For the past two Sundays we've had this question posed on signs at the entrances to church. Well, do you know it?
The story of two disciples meeting a stranger on their walk from Jerusalem to Emmaus is our parish "icon in words" for this year, chosen by our Vestry during a weekend of prayer. An icon is an image (or for us, story) through which we are helped to see God. And we've encapsulated the Emmaus Road with the words Walking together. Recognizing Jesus. Practicing resurrection.

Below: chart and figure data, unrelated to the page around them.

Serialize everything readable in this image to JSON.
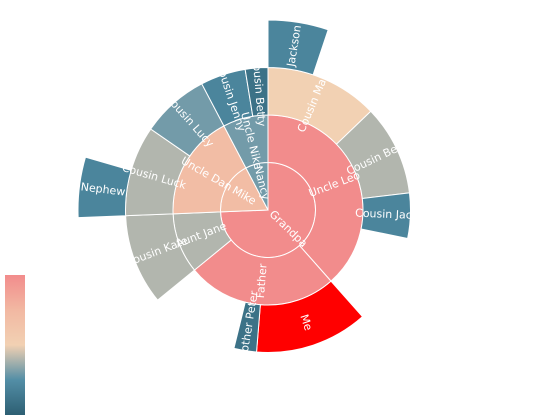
{
  "chart_data": {
    "type": "sunburst",
    "visual_map": {
      "min": 0,
      "max": 10,
      "colors": [
        "#2D5F73",
        "#538EA6",
        "#F2D1B3",
        "#F2B8A2",
        "#F28C8C"
      ]
    },
    "data": [
      {
        "name": "Grandpa",
        "value": 29,
        "children": [
          {
            "name": "Uncle Leo",
            "value": 15,
            "children": [
              {
                "name": "Cousin Mary",
                "value": 5,
                "children": [
                  {
                    "name": "Jackson",
                    "value": 2
                  }
                ]
              },
              {
                "name": "Cousin Ben",
                "value": 4
              },
              {
                "name": "Cousin Jack",
                "value": 2
              }
            ]
          },
          {
            "name": "Father",
            "value": 10,
            "children": [
              {
                "name": "Me",
                "value": 5,
                "color": "#ff0000"
              },
              {
                "name": "Brother Peter",
                "value": 1
              }
            ]
          },
          {
            "name": "Aunt Jane",
            "value": 4,
            "children": [
              {
                "name": "Cousin Kate",
                "value": 4
              }
            ]
          }
        ]
      },
      {
        "name": "Mike",
        "value": 7,
        "children": [
          {
            "name": "Uncle Dan",
            "value": 7,
            "children": [
              {
                "name": "Cousin Luck",
                "value": 4,
                "children": [
                  {
                    "name": "Nephew",
                    "value": 2
                  }
                ]
              },
              {
                "name": "Cousin Lucy",
                "value": 3
              }
            ]
          }
        ]
      },
      {
        "name": "Nancy",
        "value": 3,
        "children": [
          {
            "name": "Uncle Nike",
            "value": 3,
            "children": [
              {
                "name": "Cousin Jenny",
                "value": 2
              },
              {
                "name": "Cousin Betty",
                "value": 1
              }
            ]
          }
        ]
      }
    ]
  }
}
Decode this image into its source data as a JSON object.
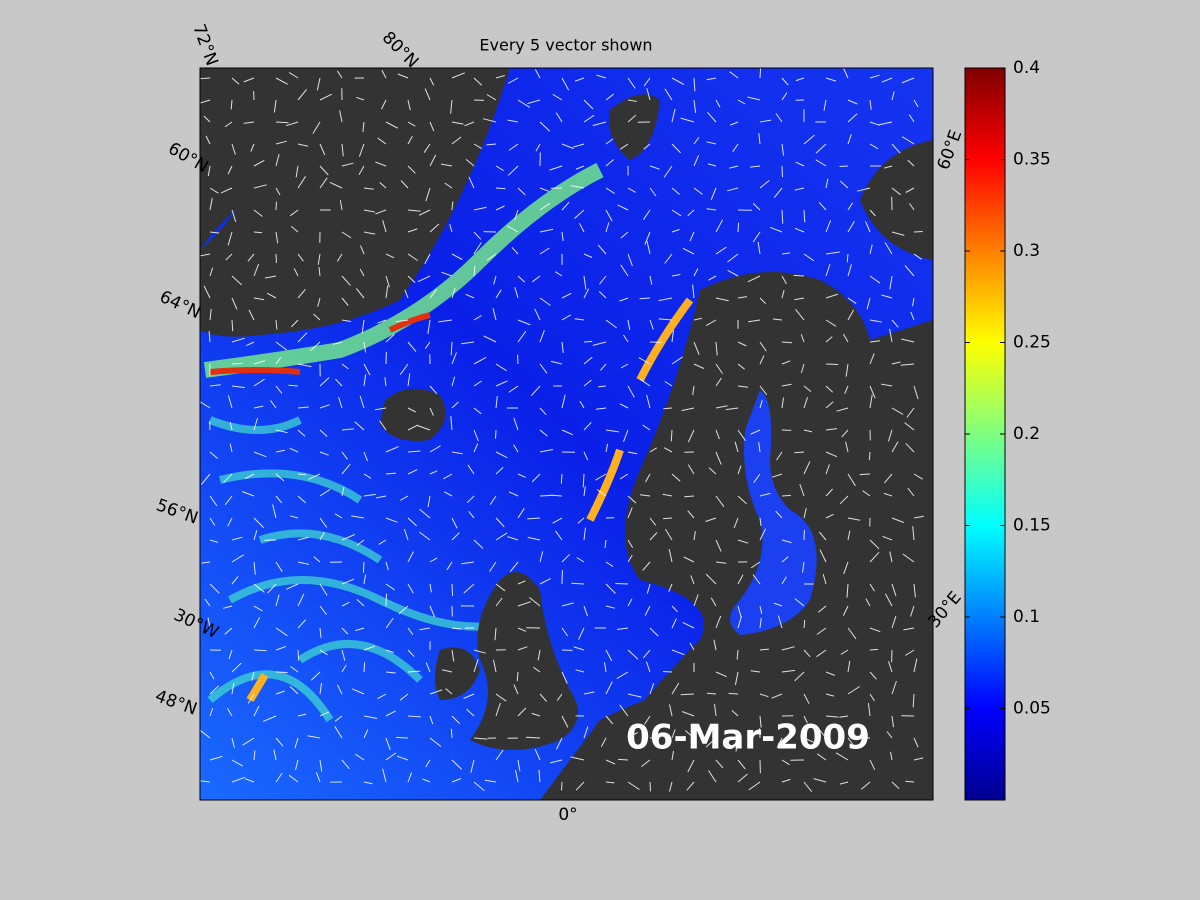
{
  "title": "Every 5 vector shown",
  "date_label": "06-Mar-2009",
  "map_labels": [
    "72°N",
    "80°N",
    "60°N",
    "64°N",
    "56°N",
    "30°W",
    "48°N",
    "0°",
    "60°E",
    "30°E"
  ],
  "colorbar": {
    "colormap": "jet",
    "lim": [
      0,
      0.4
    ],
    "ticks": [
      0.05,
      0.1,
      0.15,
      0.2,
      0.25,
      0.3,
      0.35,
      0.4
    ]
  }
}
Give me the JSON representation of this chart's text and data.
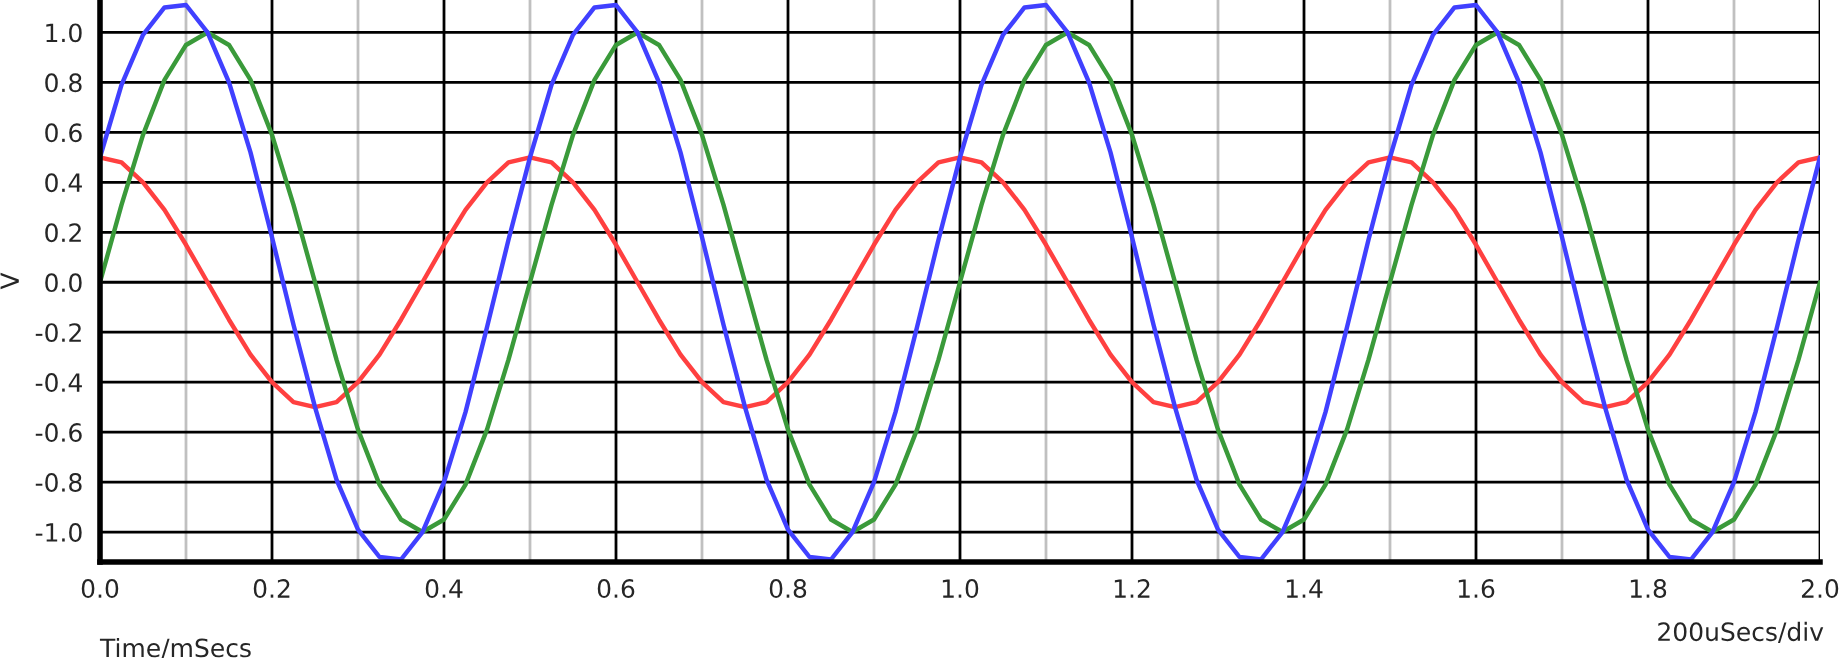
{
  "chart_data": {
    "type": "line",
    "ylabel": "V",
    "xlabel": "Time/mSecs",
    "annotations": [
      "200uSecs/div"
    ],
    "x": [
      0,
      0.025,
      0.05,
      0.075,
      0.1,
      0.125,
      0.15,
      0.175,
      0.2,
      0.225,
      0.25,
      0.275,
      0.3,
      0.325,
      0.35,
      0.375,
      0.4,
      0.425,
      0.45,
      0.475,
      0.5,
      0.525,
      0.55,
      0.575,
      0.6,
      0.625,
      0.65,
      0.675,
      0.7,
      0.725,
      0.75,
      0.775,
      0.8,
      0.825,
      0.85,
      0.875,
      0.9,
      0.925,
      0.95,
      0.975,
      1,
      1.025,
      1.05,
      1.075,
      1.1,
      1.125,
      1.15,
      1.175,
      1.2,
      1.225,
      1.25,
      1.275,
      1.3,
      1.325,
      1.35,
      1.375,
      1.4,
      1.425,
      1.45,
      1.475,
      1.5,
      1.525,
      1.55,
      1.575,
      1.6,
      1.625,
      1.65,
      1.675,
      1.7,
      1.725,
      1.75,
      1.775,
      1.8,
      1.825,
      1.85,
      1.875,
      1.9,
      1.925,
      1.95,
      1.975,
      2
    ],
    "series": [
      {
        "color": "#ff4040",
        "values": [
          0.5,
          0.48,
          0.4,
          0.29,
          0.15,
          0,
          -0.15,
          -0.29,
          -0.4,
          -0.48,
          -0.5,
          -0.48,
          -0.4,
          -0.29,
          -0.15,
          0,
          0.15,
          0.29,
          0.4,
          0.48,
          0.5,
          0.48,
          0.4,
          0.29,
          0.15,
          0,
          -0.15,
          -0.29,
          -0.4,
          -0.48,
          -0.5,
          -0.48,
          -0.4,
          -0.29,
          -0.15,
          0,
          0.15,
          0.29,
          0.4,
          0.48,
          0.5,
          0.48,
          0.4,
          0.29,
          0.15,
          0,
          -0.15,
          -0.29,
          -0.4,
          -0.48,
          -0.5,
          -0.48,
          -0.4,
          -0.29,
          -0.15,
          0,
          0.15,
          0.29,
          0.4,
          0.48,
          0.5,
          0.48,
          0.4,
          0.29,
          0.15,
          0,
          -0.15,
          -0.29,
          -0.4,
          -0.48,
          -0.5,
          -0.48,
          -0.4,
          -0.29,
          -0.15,
          0,
          0.15,
          0.29,
          0.4,
          0.48,
          0.5
        ]
      },
      {
        "color": "#3a9a3a",
        "values": [
          0,
          0.31,
          0.59,
          0.81,
          0.95,
          1,
          0.95,
          0.81,
          0.59,
          0.31,
          0,
          -0.31,
          -0.59,
          -0.81,
          -0.95,
          -1,
          -0.95,
          -0.81,
          -0.59,
          -0.31,
          0,
          0.31,
          0.59,
          0.81,
          0.95,
          1,
          0.95,
          0.81,
          0.59,
          0.31,
          0,
          -0.31,
          -0.59,
          -0.81,
          -0.95,
          -1,
          -0.95,
          -0.81,
          -0.59,
          -0.31,
          0,
          0.31,
          0.59,
          0.81,
          0.95,
          1,
          0.95,
          0.81,
          0.59,
          0.31,
          0,
          -0.31,
          -0.59,
          -0.81,
          -0.95,
          -1,
          -0.95,
          -0.81,
          -0.59,
          -0.31,
          0,
          0.31,
          0.59,
          0.81,
          0.95,
          1,
          0.95,
          0.81,
          0.59,
          0.31,
          0,
          -0.31,
          -0.59,
          -0.81,
          -0.95,
          -1,
          -0.95,
          -0.81,
          -0.59,
          -0.31,
          0
        ]
      },
      {
        "color": "#4040ff",
        "values": [
          0.5,
          0.79,
          0.99,
          1.1,
          1.11,
          1,
          0.8,
          0.52,
          0.18,
          -0.17,
          -0.5,
          -0.79,
          -0.99,
          -1.1,
          -1.11,
          -1,
          -0.8,
          -0.52,
          -0.18,
          0.17,
          0.5,
          0.79,
          0.99,
          1.1,
          1.11,
          1,
          0.8,
          0.52,
          0.18,
          -0.17,
          -0.5,
          -0.79,
          -0.99,
          -1.1,
          -1.11,
          -1,
          -0.8,
          -0.52,
          -0.18,
          0.17,
          0.5,
          0.79,
          0.99,
          1.1,
          1.11,
          1,
          0.8,
          0.52,
          0.18,
          -0.17,
          -0.5,
          -0.79,
          -0.99,
          -1.1,
          -1.11,
          -1,
          -0.8,
          -0.52,
          -0.18,
          0.17,
          0.5,
          0.79,
          0.99,
          1.1,
          1.11,
          1,
          0.8,
          0.52,
          0.18,
          -0.17,
          -0.5,
          -0.79,
          -0.99,
          -1.1,
          -1.11,
          -1,
          -0.8,
          -0.52,
          -0.18,
          0.17,
          0.5
        ]
      }
    ],
    "xlim": [
      0,
      2
    ],
    "ylim": [
      -1.12,
      1.13
    ],
    "xticks": [
      {
        "value": 0,
        "label": "0.0"
      },
      {
        "value": 0.1,
        "label": null
      },
      {
        "value": 0.2,
        "label": "0.2"
      },
      {
        "value": 0.3,
        "label": null
      },
      {
        "value": 0.4,
        "label": "0.4"
      },
      {
        "value": 0.5,
        "label": null
      },
      {
        "value": 0.6,
        "label": "0.6"
      },
      {
        "value": 0.7,
        "label": null
      },
      {
        "value": 0.8,
        "label": "0.8"
      },
      {
        "value": 0.9,
        "label": null
      },
      {
        "value": 1,
        "label": "1.0"
      },
      {
        "value": 1.1,
        "label": null
      },
      {
        "value": 1.2,
        "label": "1.2"
      },
      {
        "value": 1.3,
        "label": null
      },
      {
        "value": 1.4,
        "label": "1.4"
      },
      {
        "value": 1.5,
        "label": null
      },
      {
        "value": 1.6,
        "label": "1.6"
      },
      {
        "value": 1.7,
        "label": null
      },
      {
        "value": 1.8,
        "label": "1.8"
      },
      {
        "value": 1.9,
        "label": null
      },
      {
        "value": 2,
        "label": "2.0"
      }
    ],
    "yticks": [
      {
        "value": -1,
        "label": "-1.0"
      },
      {
        "value": -0.8,
        "label": "-0.8"
      },
      {
        "value": -0.6,
        "label": "-0.6"
      },
      {
        "value": -0.4,
        "label": "-0.4"
      },
      {
        "value": -0.2,
        "label": "-0.2"
      },
      {
        "value": 0,
        "label": "0.0"
      },
      {
        "value": 0.2,
        "label": "0.2"
      },
      {
        "value": 0.4,
        "label": "0.4"
      },
      {
        "value": 0.6,
        "label": "0.6"
      },
      {
        "value": 0.8,
        "label": "0.8"
      },
      {
        "value": 1,
        "label": "1.0"
      }
    ],
    "grid": true,
    "line_style": "solid",
    "marker": "none"
  }
}
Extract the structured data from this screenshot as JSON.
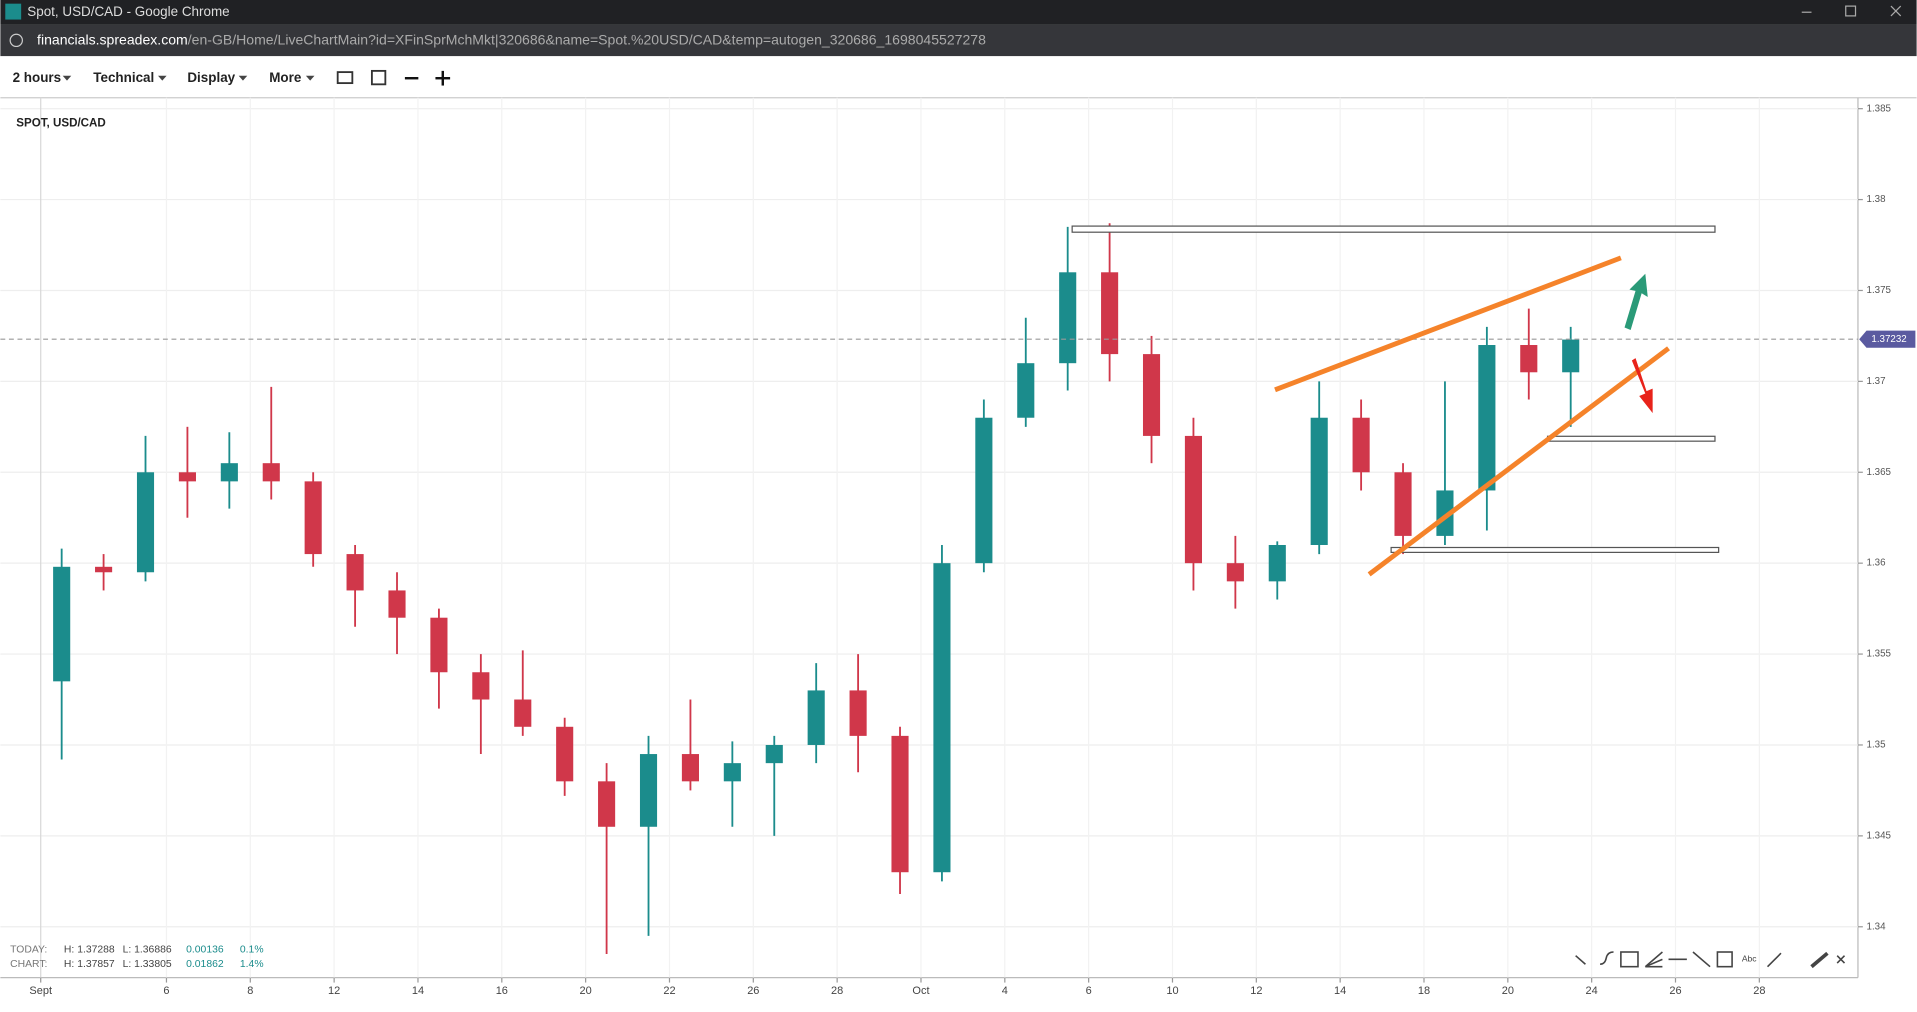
{
  "browser": {
    "title": "Spot, USD/CAD - Google Chrome",
    "url_host": "financials.spreadex.com",
    "url_path": "/en-GB/Home/LiveChartMain?id=XFinSprMchMkt|320686&name=Spot.%20USD/CAD&temp=autogen_320686_1698045527278"
  },
  "toolbar": {
    "items": [
      "2 hours",
      "Technical",
      "Display",
      "More"
    ]
  },
  "stats": [
    {
      "label": "TODAY:",
      "high": "H: 1.37288",
      "low": "L: 1.36886",
      "change": "0.00136",
      "percent": "0.1%"
    },
    {
      "label": "CHART:",
      "high": "H: 1.37857",
      "low": "L: 1.33805",
      "change": "0.01862",
      "percent": "1.4%"
    }
  ],
  "chart_data": {
    "type": "candlestick",
    "title": "SPOT, USD/CAD",
    "categories": [
      "Sept",
      null,
      null,
      "6",
      null,
      "8",
      null,
      "12",
      null,
      "14",
      null,
      "16",
      null,
      "20",
      null,
      "22",
      null,
      "26",
      null,
      "28",
      null,
      "Oct",
      null,
      "4",
      null,
      "6",
      null,
      "10",
      null,
      "12",
      null,
      "14",
      null,
      "18",
      null,
      "20",
      null,
      "24",
      null,
      "26",
      null,
      "28"
    ],
    "open": [
      1.3535,
      1.3598,
      1.3595,
      1.365,
      1.3645,
      1.3655,
      1.3645,
      1.3605,
      1.3585,
      1.357,
      1.354,
      1.3525,
      1.351,
      1.348,
      1.3455,
      1.3495,
      1.348,
      1.349,
      1.35,
      1.353,
      1.3505,
      1.343,
      1.36,
      1.368,
      1.371,
      1.376,
      1.3715,
      1.367,
      1.36,
      1.359,
      1.361,
      1.368,
      1.365,
      1.3615,
      1.364,
      1.372,
      1.3705,
      null,
      null,
      null,
      null,
      null
    ],
    "high": [
      1.3608,
      1.3605,
      1.367,
      1.3675,
      1.3672,
      1.3697,
      1.365,
      1.361,
      1.3595,
      1.3575,
      1.355,
      1.3552,
      1.3515,
      1.349,
      1.3505,
      1.3525,
      1.3502,
      1.3505,
      1.3545,
      1.355,
      1.351,
      1.361,
      1.369,
      1.3735,
      1.3785,
      1.3787,
      1.3725,
      1.368,
      1.3615,
      1.3612,
      1.37,
      1.369,
      1.3655,
      1.37,
      1.373,
      1.374,
      1.373,
      null,
      null,
      null,
      null,
      null
    ],
    "low": [
      1.3492,
      1.3585,
      1.359,
      1.3625,
      1.363,
      1.3635,
      1.3598,
      1.3565,
      1.355,
      1.352,
      1.3495,
      1.3505,
      1.3472,
      1.3385,
      1.3395,
      1.3475,
      1.3455,
      1.345,
      1.349,
      1.3485,
      1.3418,
      1.3425,
      1.3595,
      1.3675,
      1.3695,
      1.37,
      1.3655,
      1.3585,
      1.3575,
      1.358,
      1.3605,
      1.364,
      1.3605,
      1.361,
      1.3618,
      1.369,
      1.3675,
      null,
      null,
      null,
      null,
      null
    ],
    "close": [
      1.3598,
      1.3595,
      1.365,
      1.3645,
      1.3655,
      1.3645,
      1.3605,
      1.3585,
      1.357,
      1.354,
      1.3525,
      1.351,
      1.348,
      1.3455,
      1.3495,
      1.348,
      1.349,
      1.35,
      1.353,
      1.3505,
      1.343,
      1.36,
      1.368,
      1.371,
      1.376,
      1.3715,
      1.367,
      1.36,
      1.359,
      1.361,
      1.368,
      1.365,
      1.3615,
      1.364,
      1.372,
      1.3705,
      1.3723,
      null,
      null,
      null,
      null,
      null
    ],
    "up_color": "#1b8c8c",
    "down_color": "#d0374a",
    "last_price": 1.37232,
    "ylim": [
      1.3372,
      1.3856
    ],
    "yticks": [
      1.34,
      1.345,
      1.35,
      1.355,
      1.36,
      1.365,
      1.37,
      1.375,
      1.38,
      1.385
    ],
    "grid": true
  }
}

And because it's an icon, our goal isn't just to know the story, but to find ourselves in the story. If you have 5 minutes, take a read through it at the link above, or in your Bibles at Luke 24:13-35. Notice that the "second disciple" on the road is not named. And also I find it marvelous that scholars aren't quite sure where Emmaus truly was. So perhaps that other disciple is you. And perhaps you or I are on the Emmaus Road today, and might break bread with Jesus in that town this very evening.
Where are you in the Emmaus Story?
All this year we'll we quietly asking this question and sharing what we notice in ourselves and our community; in meetings, in worship, in conversation, and in service.
Where are you Walking Together, Recognizing Jesus, or Practicing Resurrection?
This Sunday we will worship with our Christian siblings at First Church, United Church of Christ. I expect that, gathered for communion and the Word, we may experience all three, in fact. But it's so much more fun in specifics, and those only come alive in the living of them. I hope you can be there and would love to hear what you experience. I hope you have been or can come to our Sunday morning formation in which people are naming these moments in their life. I hope you might drop into our upcoming Advent study. Or speak up during one of our "Enacted Gospel" reflection times. Or (*gasp*) notice Holy Companionship, Christ's Presence, and Resurrection right out in your daily life, and come running back to share it with your Christian family.
Watching the world through this specific lens, together, gives us common language for experiences of the Holy that sometimes slip by unremarked, uncelebrated. This year, we celebrate! This year, we're walking to Emmaus.